Comida de ‘plástico’ é uma expressão para ser levada à letra no que toca a alimentos que contêm aditivos sintéticos nefastos. E mais ainda nos Estados Unidos, onde a Food and Drug Administration (FDA) tem sido mais permissiva do que a congénere europeia, a European Safety Food Authority (EFSA), autorizando ainda o uso de aditivos já proibidos ou restritos nos países da União Europeia. O tema do uso excessivo de aditivos, incluindo alguns cancerígenos, na alimentação saltou para a ‘mesa’ com a campanha eleitoral às presidenciais nos Estados Unidos, pela ‘mão’ de Robert F. Kennedy Jr, que há muito defende políticas regulatórias mais fortes e mais protectoras da saúde dos norte-americanos, tanto na alimentação como na Medicina, exigindo mais estudos científicos independentes.


Pela boca morre o peixe, já diz o ditado. No caso dos alimentos processados, a doença ou a morte do ‘peixe’ vai depender se ele vive em águas europeias ou norte-americanas. É que a “Ciência” parece dizer coisas diferentes aos reguladores de em ambos os lados do Atlântico, no que toca a autorização que é dada para que determinados aditivos possam ser usados em alimentos comuns, como cereais de pequeno-almoço, doces e refrigerantes. Alguns aditivos autorizados na indústria alimentar nos Estados Unidos são proibidos na União Europeia.
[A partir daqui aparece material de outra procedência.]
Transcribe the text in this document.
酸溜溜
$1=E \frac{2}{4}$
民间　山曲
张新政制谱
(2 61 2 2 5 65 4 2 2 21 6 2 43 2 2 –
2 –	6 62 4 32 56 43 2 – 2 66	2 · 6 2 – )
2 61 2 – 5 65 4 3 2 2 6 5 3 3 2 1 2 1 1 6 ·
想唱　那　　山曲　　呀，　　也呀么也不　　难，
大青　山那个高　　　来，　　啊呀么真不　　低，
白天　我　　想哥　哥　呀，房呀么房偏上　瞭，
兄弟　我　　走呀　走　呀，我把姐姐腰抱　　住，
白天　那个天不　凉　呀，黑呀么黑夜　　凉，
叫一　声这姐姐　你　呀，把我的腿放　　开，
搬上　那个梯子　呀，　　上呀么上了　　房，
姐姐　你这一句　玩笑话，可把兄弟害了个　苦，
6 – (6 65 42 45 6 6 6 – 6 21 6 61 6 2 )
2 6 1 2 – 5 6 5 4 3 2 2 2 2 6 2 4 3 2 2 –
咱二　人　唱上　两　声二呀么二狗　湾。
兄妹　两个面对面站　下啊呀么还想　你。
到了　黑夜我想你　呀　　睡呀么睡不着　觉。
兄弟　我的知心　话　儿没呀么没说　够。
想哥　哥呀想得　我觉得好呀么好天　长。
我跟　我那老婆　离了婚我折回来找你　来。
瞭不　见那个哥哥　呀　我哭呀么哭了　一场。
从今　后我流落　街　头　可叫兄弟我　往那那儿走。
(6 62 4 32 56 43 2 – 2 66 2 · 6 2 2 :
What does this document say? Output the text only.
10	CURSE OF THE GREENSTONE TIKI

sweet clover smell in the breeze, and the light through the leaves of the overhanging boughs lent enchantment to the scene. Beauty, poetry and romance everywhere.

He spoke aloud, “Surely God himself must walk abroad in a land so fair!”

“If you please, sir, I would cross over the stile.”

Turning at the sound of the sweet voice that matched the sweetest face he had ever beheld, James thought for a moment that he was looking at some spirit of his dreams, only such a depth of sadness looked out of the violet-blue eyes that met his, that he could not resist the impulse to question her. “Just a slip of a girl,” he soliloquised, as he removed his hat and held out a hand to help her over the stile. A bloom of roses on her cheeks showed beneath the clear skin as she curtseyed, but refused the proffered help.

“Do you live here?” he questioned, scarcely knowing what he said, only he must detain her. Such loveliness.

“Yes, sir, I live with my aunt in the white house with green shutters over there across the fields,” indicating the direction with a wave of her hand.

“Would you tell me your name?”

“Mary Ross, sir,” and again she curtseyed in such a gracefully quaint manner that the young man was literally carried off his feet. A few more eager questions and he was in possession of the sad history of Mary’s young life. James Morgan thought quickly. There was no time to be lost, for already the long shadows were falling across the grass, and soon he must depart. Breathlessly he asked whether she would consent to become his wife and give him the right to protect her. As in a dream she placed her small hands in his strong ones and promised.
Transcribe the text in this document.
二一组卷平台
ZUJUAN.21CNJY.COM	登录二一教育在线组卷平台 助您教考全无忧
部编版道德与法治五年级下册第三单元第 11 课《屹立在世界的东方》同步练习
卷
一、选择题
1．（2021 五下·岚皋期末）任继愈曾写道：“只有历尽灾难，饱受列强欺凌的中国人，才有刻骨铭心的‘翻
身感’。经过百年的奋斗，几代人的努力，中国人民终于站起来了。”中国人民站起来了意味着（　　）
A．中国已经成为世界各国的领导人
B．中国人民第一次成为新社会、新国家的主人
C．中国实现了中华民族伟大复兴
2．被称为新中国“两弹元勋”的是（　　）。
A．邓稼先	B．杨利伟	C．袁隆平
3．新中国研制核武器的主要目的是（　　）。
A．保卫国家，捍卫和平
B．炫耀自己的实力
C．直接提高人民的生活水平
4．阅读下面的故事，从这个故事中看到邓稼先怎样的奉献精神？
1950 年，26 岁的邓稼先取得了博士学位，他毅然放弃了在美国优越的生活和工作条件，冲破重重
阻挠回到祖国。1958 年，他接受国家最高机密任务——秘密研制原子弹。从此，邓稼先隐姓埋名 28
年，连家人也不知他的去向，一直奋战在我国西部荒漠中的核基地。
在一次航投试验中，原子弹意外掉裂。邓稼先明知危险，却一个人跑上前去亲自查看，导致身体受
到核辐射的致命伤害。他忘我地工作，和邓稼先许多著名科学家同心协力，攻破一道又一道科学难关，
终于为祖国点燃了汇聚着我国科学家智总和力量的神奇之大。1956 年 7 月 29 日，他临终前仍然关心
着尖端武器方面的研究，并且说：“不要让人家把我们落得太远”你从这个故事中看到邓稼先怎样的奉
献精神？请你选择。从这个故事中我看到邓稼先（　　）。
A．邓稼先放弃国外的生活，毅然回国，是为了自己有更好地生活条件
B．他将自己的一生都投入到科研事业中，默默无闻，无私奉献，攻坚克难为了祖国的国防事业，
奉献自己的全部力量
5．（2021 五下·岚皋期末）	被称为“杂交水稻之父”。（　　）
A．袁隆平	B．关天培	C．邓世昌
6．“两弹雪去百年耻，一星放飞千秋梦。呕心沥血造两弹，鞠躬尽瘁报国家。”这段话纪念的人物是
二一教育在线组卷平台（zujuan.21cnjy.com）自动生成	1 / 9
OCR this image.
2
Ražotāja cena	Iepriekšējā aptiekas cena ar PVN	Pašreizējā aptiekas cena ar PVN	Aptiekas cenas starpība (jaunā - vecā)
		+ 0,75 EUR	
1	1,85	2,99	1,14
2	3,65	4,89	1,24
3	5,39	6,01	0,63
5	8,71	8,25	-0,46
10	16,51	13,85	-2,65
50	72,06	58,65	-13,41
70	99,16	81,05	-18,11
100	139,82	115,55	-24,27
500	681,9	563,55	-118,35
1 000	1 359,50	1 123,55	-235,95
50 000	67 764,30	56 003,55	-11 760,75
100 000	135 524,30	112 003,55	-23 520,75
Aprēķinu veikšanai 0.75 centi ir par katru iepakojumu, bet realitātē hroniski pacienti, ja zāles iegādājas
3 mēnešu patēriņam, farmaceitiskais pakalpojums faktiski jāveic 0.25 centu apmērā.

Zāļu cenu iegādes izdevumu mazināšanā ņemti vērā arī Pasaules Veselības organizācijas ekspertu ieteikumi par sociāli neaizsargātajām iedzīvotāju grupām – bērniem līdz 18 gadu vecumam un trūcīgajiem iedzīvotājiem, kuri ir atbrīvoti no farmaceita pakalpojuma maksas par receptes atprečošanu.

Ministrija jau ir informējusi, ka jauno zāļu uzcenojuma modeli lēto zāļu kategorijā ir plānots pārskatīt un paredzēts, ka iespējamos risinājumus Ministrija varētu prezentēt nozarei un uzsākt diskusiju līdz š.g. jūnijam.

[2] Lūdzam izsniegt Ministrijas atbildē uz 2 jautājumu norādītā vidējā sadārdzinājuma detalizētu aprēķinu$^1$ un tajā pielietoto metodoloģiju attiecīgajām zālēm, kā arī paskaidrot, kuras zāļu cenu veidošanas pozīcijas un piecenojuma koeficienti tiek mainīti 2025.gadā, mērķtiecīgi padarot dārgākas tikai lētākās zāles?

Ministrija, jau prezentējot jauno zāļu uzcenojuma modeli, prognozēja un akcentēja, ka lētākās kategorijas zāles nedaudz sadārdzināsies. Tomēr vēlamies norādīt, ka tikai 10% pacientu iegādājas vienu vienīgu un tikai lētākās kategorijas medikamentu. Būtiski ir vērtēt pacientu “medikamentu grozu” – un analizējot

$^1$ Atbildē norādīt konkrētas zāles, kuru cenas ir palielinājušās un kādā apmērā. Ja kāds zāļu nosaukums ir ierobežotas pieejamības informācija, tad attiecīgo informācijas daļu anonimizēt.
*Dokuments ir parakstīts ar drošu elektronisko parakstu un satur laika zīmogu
Há aditivos controversos para todos os gostos: dos corantes artificiais, ao aspartame, gordura transgénica, xarope de milho rico em frutose, benzoato de sódio, nitrato de sódio e o glutamato monossódico (o sal sódico do ácido glutâmico, ou MSG).

supermarket, fridge, produce
Foto: D.R.

Este tema tem estado, de novo, no centro das atenções devido a Robert F. Kennedy Jr, um defensor da transparência regulatória nos alimentos e medicamentos, e que desistiu da candidatura na corrida à Casa Branca a favor de Donald Trump, que acabou por ser eleito. Trump retribuiu, entregando a ‘pasta’ da Saúde nas mãos do sobrinho de John F. Kennedy, antigo presidente dos Estados Unidos assassinado em 1963. Difamado pela imprensa mainstream, que o acusa de ser ‘anti-vacinas’, Kennedy defende que haja um procedimento mais rigoroso na testagem de vacinas e também é a favor da proibição nos Estados Unidos de certos aditivos alimentares, que foram banidos em outros países, nomeadamente pelos danos que podem causar em crianças, designadamente problemas de hiperactividade e défice de atenção e asma.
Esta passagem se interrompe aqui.